18 novembre 2025 · 6 min de lecture
Bien hiverner sa piscine dans le Var
Par l'équipe AZUR

Hiverner une piscine à Cogolin n'a rien à voir avec hiverner à Annecy : ici, le vrai gel est rare, mais le soleil d'hiver et les algues, eux, ne prennent jamais de vacances. Voici la méthode que nos techniciens appliquent sur des centaines de bassins du golfe chaque automne.
Actif ou passif : le bon choix sous notre climat
L'hivernage passif — vidange partielle, canalisations purgées, filtration coupée, bâche opaque — est conçu pour les régions où l'eau gèle en profondeur. Dans le Var, où les gelées sont brèves et superficielles, il est rarement nécessaire, sauf en arrière-pays au-dessus de 400 mètres ou pour une résidence fermée six mois.
Pour 90 % de nos clients, l'hivernage actif est le bon choix : la piscine reste en eau, la filtration tourne au ralenti (2 à 4 heures par nuit, aux heures les plus froides), et un coffret hors-gel prend le relais si la température chute. Avantages : pas de purge délicate, une remise en route au printemps deux fois plus rapide, et un bassin qui reste beau tout l'hiver — ce qui compte quand on le voit depuis le salon.
Quand hiverner ? Pas trop tôt !
La règle est simple : on hiverne quand l'eau passe durablement sous 12 °C. Au-dessus, les algues et bactéries restent actives ; hiverner trop tôt, c'est leur offrir un bouillon de culture tranquille jusqu'à Noël, et découvrir une eau verte en mars.
Dans le golfe de Saint-Tropez, ce seuil arrive généralement entre mi-novembre et début décembre — parfois plus tard les années douces. Surprenant pour beaucoup de nouveaux propriétaires : dans le Var, on se baigne encore en octobre et on hiverne presque en hiver.
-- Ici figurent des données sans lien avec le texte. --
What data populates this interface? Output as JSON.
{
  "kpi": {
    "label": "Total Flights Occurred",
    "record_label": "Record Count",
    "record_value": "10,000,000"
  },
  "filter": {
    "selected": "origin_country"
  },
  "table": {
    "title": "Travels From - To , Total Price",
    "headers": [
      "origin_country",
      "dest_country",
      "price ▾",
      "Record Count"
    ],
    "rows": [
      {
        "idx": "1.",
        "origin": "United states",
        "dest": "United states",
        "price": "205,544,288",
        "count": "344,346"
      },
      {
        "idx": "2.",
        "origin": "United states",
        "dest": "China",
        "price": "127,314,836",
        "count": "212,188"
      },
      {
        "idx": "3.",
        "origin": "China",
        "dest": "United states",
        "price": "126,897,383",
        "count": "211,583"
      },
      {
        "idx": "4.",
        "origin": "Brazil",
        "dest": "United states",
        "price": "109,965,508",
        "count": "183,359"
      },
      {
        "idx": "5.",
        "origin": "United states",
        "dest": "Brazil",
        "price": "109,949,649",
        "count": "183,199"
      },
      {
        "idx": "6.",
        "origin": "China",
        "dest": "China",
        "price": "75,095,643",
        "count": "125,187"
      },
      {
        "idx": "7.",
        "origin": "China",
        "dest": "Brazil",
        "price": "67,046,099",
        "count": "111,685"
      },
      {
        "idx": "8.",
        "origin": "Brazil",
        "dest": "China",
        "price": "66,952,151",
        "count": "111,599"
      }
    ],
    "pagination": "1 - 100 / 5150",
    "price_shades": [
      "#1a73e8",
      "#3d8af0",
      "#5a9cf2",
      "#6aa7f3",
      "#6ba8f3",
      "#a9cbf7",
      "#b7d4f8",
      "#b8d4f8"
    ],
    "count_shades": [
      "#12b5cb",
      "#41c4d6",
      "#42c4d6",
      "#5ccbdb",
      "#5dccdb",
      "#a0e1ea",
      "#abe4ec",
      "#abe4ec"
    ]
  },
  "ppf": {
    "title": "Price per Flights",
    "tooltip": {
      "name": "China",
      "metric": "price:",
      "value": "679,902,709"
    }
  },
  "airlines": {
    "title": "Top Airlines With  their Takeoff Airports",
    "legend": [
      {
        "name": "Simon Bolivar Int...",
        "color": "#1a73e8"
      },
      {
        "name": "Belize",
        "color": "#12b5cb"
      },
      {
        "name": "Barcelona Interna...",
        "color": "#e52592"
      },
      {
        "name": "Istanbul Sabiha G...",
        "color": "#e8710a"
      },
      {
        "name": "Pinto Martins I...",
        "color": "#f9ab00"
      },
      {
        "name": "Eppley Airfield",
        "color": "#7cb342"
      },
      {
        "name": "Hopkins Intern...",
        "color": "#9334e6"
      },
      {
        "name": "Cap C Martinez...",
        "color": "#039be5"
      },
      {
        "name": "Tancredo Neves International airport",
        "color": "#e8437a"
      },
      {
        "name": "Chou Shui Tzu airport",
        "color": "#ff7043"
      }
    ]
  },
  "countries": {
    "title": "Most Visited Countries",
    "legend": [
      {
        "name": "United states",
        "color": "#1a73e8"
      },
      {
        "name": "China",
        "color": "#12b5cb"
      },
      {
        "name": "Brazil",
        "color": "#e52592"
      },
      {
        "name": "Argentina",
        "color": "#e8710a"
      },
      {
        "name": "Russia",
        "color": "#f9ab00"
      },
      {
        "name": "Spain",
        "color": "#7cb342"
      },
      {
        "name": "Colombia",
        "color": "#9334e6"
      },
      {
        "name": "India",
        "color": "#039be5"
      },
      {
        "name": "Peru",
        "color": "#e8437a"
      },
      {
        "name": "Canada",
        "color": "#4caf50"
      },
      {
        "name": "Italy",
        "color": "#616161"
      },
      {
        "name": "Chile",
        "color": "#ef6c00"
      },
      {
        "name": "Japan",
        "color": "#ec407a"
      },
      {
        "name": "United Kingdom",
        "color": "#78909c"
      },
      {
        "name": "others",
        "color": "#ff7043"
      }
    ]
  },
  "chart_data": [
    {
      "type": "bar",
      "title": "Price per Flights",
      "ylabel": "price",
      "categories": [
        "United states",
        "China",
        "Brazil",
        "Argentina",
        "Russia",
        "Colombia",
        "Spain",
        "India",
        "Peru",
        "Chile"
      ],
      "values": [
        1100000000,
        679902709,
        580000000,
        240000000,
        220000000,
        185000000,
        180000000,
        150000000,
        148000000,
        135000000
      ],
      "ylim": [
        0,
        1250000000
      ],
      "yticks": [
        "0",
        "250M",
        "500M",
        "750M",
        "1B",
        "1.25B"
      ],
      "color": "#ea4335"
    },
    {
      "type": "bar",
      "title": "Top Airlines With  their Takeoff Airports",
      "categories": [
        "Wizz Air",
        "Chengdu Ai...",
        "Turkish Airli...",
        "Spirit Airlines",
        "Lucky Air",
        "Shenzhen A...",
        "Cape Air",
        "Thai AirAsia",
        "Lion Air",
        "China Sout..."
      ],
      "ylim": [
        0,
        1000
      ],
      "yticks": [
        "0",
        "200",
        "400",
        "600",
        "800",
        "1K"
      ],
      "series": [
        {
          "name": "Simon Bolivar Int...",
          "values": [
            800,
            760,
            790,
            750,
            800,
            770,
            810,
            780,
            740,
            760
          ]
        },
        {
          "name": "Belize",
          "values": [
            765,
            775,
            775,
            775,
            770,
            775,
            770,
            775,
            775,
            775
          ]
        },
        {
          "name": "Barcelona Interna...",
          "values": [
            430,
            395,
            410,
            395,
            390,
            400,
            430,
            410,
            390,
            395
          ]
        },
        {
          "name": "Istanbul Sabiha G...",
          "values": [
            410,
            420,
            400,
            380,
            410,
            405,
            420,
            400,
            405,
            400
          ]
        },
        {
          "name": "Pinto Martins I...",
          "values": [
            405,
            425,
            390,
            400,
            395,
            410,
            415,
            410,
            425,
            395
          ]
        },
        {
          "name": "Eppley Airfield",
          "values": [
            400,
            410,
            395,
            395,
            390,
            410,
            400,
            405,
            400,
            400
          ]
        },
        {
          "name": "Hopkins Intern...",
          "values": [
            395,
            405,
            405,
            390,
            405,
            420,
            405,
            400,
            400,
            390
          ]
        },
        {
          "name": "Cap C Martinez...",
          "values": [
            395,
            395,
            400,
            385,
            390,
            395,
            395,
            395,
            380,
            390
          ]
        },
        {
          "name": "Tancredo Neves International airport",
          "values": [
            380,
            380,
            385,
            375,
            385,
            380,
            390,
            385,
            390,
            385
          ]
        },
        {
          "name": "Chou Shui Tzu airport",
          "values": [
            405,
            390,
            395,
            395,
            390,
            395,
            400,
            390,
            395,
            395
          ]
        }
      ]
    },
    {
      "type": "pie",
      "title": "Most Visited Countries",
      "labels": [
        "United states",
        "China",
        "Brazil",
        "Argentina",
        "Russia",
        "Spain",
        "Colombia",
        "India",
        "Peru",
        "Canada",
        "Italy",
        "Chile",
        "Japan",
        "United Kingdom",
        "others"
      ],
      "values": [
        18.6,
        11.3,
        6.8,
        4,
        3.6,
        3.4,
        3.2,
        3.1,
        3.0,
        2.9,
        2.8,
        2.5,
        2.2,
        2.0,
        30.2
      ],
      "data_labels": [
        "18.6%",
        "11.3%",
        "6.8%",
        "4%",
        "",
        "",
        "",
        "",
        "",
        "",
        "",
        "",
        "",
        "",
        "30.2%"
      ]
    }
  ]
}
Fiez-vous au thermomètre, pas au calendrier.
Les 6 étapes d'un hivernage actif réussi
Un : nettoyage complet — fond, parois, ligne d'eau, paniers de skimmers et préfiltre de pompe. On n'hiverne jamais une eau sale. Deux : analyse et rééquilibrage (pH entre 7,0 et 7,4, TAC correct), puis traitement choc pour partir d'une eau parfaitement saine. Trois : nettoyage du filtre — un contre-lavage soigné, ou un détartrage chimique du sable si l'eau est dure, ce qui est la norme chez nous.
Quatre : produit d'hivernage longue durée, anti-algues et anticalcaire, dosé au volume du bassin. Cinq : réglage de la filtration en cycle court nocturne et vérification du coffret hors-gel. Six : couverture d'hivernage opaque ou volet fermé — elle bloque la lumière, donc la photosynthèse des algues, et protège le bassin des feuilles de novembre. Comptez une bonne demi-journée de travail soigné ; nos forfaits hivernage démarrent à 190 €.
Volet, bâche ou abri : quelle couverture pour l'hiver varois ?
Si votre bassin est équipé d'un volet roulant, gardez-le fermé tout l'hiver : lames propres, bassin à l'abri de la lumière et des feuilles, sécurité assurée. Attention simplement à ne jamais laisser une eau déséquilibrée stagner sous un volet fermé — c'est le meilleur moyen de tacher les lames — et à faire tourner la filtration régulièrement.
Sans volet, la bâche d'hivernage opaque à barres ou à œillets reste la valeur sûre : comptez 800 à 1 500 € pour un bassin de 8 × 4 m, amortis en produits économisés et en heures de nettoyage épargnées au printemps. Les bâches à bulles d'été, elles, doivent être retirées en hiver : elles favorisent les algues dès le premier redoux de février — et dans le Var, il arrive tôt.
Les 4 erreurs qui coûtent cher
Vider entièrement le bassin : jamais sans avis d'un professionnel. Sous nos terrains argileux et sur les nappes du littoral, une coque ou un béton vide peut être soulevé par la poussée du sol — des milliers d'euros de dégâts pour économiser un traitement. Deuxième erreur : couper totalement la filtration « pour économiser » sans hors-gel ni surveillance ; une semaine de mistral glacial suffit à fissurer une canalisation apparente.
Troisième : négliger le pH avant l'hivernage — une eau déséquilibrée attaque le liner tout l'hiver, et la décoloration est irréversible. Quatrième : laisser la bâche s'affaisser sous les eaux de pluie et les feuilles ; une bâche tendue et nettoyée après chaque gros coup de vent dure trois fois plus longtemps. Au printemps, la remise en route (à partir de 170 € chez nous) remet tout d'aplomb — et si vous préférez ne plus y penser du tout, notre formule Sérénité inclut les deux opérations chaque année.